BANDCAMP: https://gotospacedie.bandcamp.com/album/red-air-dont-care

“Spring Ahead” clocks in at close to six minutes total, and its dueling guitars make it feel like one of the more stacked compositions on the whole of the album. The lumbering grooves in this piece are fantastic, but I don’t know that they’re any more enamoring than the melodic dissonance atop which we find the song “Air and Land” built. “Air and Land” benefits from a very pensive arrangement, but as is the case with the tracks it’s sandwiched between – “Spring Ahead” and the introductory “Threes Away” – this only serves to make the natural pressure in the music that much more enticing. There’s no pressing stop once you get into the guts of this LP, and that isn’t what I normally expect from a debut album.

“Way Up” has the most radio-ready feel to its bones, but when juxtaposed with “Queen D,” I don’t think it’s nearly as heavy nor cosmetically flashy as it could have been. Not every song here has the rockstar mentality sewn into its structure; “Jumpinthelake” smolders with a much more ambient layer to its construction than any of the other material on Red Air Don’t Care does, but its throbbing, punkish demeanor thirty seconds into its running time suggests just as much volatility simmering beneath the surface of these cosmetics. One goal is more important than any other for Go to Space Die in this album, and that’s getting us as integrated with the presence of the music in the air as possible, and I think that goal was met right out of the gate in “Threes Away.”

Whether it’s the jarring, sharp tonality of “Sheets” or the gut-punching groove of “Queen D,” you can count on a lot of thunderous rock energy in Red Air Don’t Care from Go to Space Die this month, and if this is just a taste of what’s still to come from this project, you can sign me up for more right now.
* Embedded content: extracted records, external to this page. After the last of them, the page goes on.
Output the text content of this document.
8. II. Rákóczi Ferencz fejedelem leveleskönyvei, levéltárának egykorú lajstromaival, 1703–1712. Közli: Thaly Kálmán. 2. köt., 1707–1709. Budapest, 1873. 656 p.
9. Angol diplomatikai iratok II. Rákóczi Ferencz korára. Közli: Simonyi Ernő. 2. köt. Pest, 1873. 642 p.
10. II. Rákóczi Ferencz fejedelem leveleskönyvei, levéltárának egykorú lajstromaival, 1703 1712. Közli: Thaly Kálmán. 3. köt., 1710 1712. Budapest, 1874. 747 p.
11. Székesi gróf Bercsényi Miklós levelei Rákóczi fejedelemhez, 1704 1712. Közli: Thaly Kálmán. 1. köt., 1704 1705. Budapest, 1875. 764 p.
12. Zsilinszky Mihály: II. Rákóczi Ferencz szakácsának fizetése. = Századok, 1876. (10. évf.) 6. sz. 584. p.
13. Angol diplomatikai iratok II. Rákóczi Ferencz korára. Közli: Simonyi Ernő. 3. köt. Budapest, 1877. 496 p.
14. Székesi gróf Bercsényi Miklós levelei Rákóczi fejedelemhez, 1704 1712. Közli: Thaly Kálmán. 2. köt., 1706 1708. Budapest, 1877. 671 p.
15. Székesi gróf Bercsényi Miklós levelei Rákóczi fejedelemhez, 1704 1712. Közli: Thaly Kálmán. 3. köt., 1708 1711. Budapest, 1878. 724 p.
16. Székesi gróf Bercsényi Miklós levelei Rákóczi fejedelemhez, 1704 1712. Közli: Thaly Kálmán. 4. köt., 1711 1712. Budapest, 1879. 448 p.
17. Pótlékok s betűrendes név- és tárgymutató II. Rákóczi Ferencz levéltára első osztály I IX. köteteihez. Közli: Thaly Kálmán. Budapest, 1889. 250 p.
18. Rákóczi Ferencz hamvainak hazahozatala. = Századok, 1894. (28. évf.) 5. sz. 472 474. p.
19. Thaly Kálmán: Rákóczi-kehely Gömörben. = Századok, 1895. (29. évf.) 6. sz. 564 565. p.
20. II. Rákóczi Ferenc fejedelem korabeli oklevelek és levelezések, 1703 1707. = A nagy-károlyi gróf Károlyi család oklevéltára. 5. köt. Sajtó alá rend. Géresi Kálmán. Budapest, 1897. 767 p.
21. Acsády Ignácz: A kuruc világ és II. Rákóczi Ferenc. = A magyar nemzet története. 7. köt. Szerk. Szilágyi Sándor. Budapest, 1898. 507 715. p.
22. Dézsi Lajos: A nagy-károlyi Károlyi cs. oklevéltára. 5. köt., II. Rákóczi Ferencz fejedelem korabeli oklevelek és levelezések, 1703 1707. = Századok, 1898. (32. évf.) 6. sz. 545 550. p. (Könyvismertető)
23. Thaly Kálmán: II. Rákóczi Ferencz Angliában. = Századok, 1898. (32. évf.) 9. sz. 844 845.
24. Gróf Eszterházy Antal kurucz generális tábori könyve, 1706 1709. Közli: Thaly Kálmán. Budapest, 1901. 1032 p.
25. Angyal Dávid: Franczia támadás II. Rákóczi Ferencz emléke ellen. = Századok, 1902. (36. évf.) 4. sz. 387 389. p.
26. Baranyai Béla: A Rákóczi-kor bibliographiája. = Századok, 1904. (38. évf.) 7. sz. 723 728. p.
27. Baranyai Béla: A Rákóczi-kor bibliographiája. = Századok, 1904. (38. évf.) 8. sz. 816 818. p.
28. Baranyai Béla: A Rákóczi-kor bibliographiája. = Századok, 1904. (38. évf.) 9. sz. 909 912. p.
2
Instrumental records are often thought of as an acquired taste, but I can’t really imagine anyone who loves quality composing and surgically precise execution taking issue with any of the included content in Red Air Don’t Care. It’s truly an impeccable effort, and likely not the last hit this one-man unit will turn in before returning to his main gig as the drummer for Murder by Death.